L’envie de quitter son emploi a fait des ravages aux États-Unis. En 2021, près de 48 millions d’Américains ont pris part au mouvement de la « grande démission ». Et cette année encore, les départs sont massifs : 4,5 millions en mars, 4,4 millions en avril… D’où les sueurs froides des directions des ressources humaines des entreprises qui cherchent frénétiquement les moyens de retenir les meilleurs.
« Avant la pandémie, c’était l’employeur qui détenait le pouvoir. Mais aujourd’hui la balance penche en faveur des salariés », souligne Brooks Holtom, professeur à la McDonough School of Business de l’université de Georgetown. C’est pourquoi depuis plusieurs mois un nombre croissant d’employeurs tentent de mieux comprendre l’état d’esprit de leurs troupes, espérant ainsi les garder au chaud dans l’entreprise.
Un café ou une promenade
Et pour comprendre, on se pose des questions. Ça s’appelle le séjour entretien, littéralement « l’entretien pour rester » ou « l’entretien de fidélité ». Paul Lewis, responsable clientèle du moteur de recherche Adzuna (100 salariés) conseille une conversation très informelle. On va prendre un café, ou on va se promener. La rencontre en face-à-face se veut régulière, environ tous les trois mois.
Brian Kropp, l’expert en ressources humaines du groupe d’étude Gartner évoque également un entretien « semi-structuré », à un moment où justement le risque de départ se fait davantage sentir. L’analyste cite l’anniversaire de l’employé, l’arrivée d’un nouveau patron ou encore une réunion d’anciens amis de classe, comme possible « déclencheurs » d’une envie d’aller ailleurs. Les questions se veulent simples, conviviales, sans aucun risque de représailles. « Comment vous sentez-vous ? Qu’est-ce qui vous amène au bureau ? Y a-t-il quelque chose que vous n’aimez pas ? Comment voyez-vous votre avenir professionnel ? », suggère M. Lewis.
Kate Grimaldi, talent manager chez Paylocity, un éditeur de logiciels pour les ressources humaines (5 000 salariés) pousse l’enquête un peu plus loin. « Qu’est-ce qui vous ferait détourner le regard ? Vous sentez-vous reconnu ? Voulez-vous faire autre chose ? » Et pour ajouter sa question favorite : « Si vous partez demain, que se passera-t-il ? » « Quand on me dit ‘personne ne s’en apercevra’, je vois tout de suite que le salarié a été démobilisé et qu’il n’a plus aucun lien avec son équipe. »

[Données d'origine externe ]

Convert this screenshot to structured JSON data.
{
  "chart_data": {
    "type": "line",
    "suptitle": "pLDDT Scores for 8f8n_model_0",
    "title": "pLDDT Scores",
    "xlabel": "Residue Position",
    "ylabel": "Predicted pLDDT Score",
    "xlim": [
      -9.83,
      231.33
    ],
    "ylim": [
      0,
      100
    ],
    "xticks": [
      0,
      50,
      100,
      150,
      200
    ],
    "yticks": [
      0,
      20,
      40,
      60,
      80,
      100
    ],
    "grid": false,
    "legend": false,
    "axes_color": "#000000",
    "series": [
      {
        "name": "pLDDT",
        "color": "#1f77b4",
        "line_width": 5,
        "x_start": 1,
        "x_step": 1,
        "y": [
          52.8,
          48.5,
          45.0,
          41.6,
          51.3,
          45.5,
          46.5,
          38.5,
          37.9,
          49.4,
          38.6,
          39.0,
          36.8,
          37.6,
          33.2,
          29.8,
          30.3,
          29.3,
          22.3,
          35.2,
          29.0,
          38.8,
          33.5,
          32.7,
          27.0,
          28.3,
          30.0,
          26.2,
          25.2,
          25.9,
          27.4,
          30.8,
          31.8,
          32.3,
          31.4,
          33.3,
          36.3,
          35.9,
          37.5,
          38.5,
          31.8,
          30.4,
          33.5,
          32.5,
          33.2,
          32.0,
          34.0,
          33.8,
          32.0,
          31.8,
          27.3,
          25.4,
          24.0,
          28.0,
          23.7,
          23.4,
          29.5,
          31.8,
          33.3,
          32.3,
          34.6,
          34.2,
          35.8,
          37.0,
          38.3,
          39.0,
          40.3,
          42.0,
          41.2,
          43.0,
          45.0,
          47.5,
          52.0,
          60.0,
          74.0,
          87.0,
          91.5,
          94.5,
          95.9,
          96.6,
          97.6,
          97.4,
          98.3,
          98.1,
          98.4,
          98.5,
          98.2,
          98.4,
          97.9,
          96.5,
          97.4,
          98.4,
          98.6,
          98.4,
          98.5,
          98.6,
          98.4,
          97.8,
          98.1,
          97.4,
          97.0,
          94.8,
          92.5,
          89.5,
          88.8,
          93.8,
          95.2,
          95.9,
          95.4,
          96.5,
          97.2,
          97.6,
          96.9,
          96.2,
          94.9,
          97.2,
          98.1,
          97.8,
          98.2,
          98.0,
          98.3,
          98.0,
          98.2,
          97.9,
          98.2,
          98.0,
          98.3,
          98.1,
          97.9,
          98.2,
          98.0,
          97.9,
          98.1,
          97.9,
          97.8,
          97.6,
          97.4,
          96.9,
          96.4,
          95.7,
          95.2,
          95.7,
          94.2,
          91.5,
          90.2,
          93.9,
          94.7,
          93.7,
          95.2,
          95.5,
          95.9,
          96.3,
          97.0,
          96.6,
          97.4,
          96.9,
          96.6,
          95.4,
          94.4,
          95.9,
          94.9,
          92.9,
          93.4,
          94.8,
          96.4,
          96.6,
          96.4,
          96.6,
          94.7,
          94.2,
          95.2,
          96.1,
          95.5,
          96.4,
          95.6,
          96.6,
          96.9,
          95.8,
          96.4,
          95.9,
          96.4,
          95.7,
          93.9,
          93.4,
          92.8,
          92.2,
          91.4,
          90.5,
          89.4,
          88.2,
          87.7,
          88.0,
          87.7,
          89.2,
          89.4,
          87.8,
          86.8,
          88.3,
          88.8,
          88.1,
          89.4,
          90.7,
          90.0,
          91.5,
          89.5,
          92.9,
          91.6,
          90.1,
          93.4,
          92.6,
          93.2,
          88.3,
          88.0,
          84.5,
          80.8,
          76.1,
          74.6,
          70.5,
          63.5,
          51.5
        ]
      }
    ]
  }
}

Qui doit réaliser l’entretien ? Le plus souvent le chef de service. « Si le salarié est jeune, sa plus grande préoccupation est le développement de sa carrière, dit le professeur Holtom. Et 70% du développement dépend du poste de travail. Son manager doit être impliqué. » « Les gens ne quittent pas leur entreprise, ils quittent leur manager », ajoute Annette Reavis, la responsable des ressources humaines de la plateforme de gestion du travail Envoy (deux cent soixante-quinze personnes) en Californie.